Gregory Symko, D.C., is a chiropractor who specializes in helping people with brain issues related to stroke. He helps them improve their hand-eye coordination and balance issues, working with their arms, legs, or hands.
Dr. Symko also brings a unique perspective to his work: He is a stroke survivor.
When he was 40 years old, Dr. Symko had a stroke, which he later learned had been a series of five mini-strokes.
"I realized that if I could do brain-based therapy for myself, I could help other stroke victims recover."
- Gregory Symko, D.C.
Dr. Symko's stroke left him unable to see, eat, or walk. Something as simple as raindrops or wind on his hand would cause severe pain, and he had to wear gloves to help prevent it.
"It was terrible," he recalls. "I had extreme burning in my arm, leg, and face."
His symptoms became worse over time. In addition to pain and numbness, he also had vertigo, which makes you feel like you are spinning. This caused severe balance issues. He also couldn't focus his eyes on anything.

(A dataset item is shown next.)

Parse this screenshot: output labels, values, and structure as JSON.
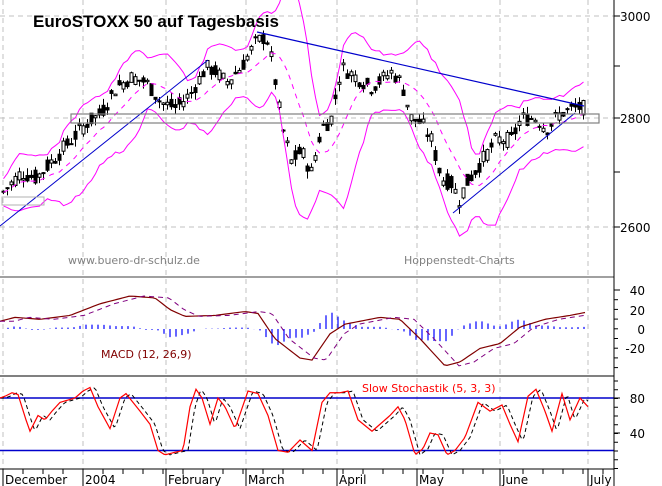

"When you have a stroke, your brain gets confused," he says. "Parts of your brain that deal with your sense of touch can get messed up." For example, his left arm was numb, but he experienced extreme pain in his right arm.
Hard work pays off
For a few years, Dr. Symko couldn't do anything on his own and had to get help from his wife, family, and health care professionals.
But after three years of hard work with physical therapists and occupational therapists, and on his own, Dr. Symko was able to go back to work—just not as a chiropractor. He worked at a pharmaceutical company and continued to take care of himself by eating well, exercising daily, and using brain-based therapy. He had to reteach his brain to focus and gain use of his limbs again.
"Brain-based therapy is all about teaching your brain to do new things," Dr. Symko says. "I realized that if I could do brain-based therapy for myself, I could help other stroke victims recover."
Four years after returning to work, Dr. Symko felt strong enough to reopen his chiropractic business in Concord, Massachusetts.
Now 61, he says that he treats patients from a different perspective.
"A stroke changes you," he says. "It put my life on pause for seven years, but now I'm healthier than ever." He eats healthier foods and understands the impact that exercise has on his brain.
While Dr. Symko occasionally has vision issues at night and trouble walking due to balance problems, he says he doesn't get discouraged.
"I view these issues as a message to push even harder to remain healthy," he says.
Dr. Symko advises those who have suffered a stroke or who care for stroke victims to be patient and not give up.
"Eat well, get lots of sleep, and exercise regularly to keep your brain active," he says. "Strokes aren't the end of the world. You have to work at recovery all the time."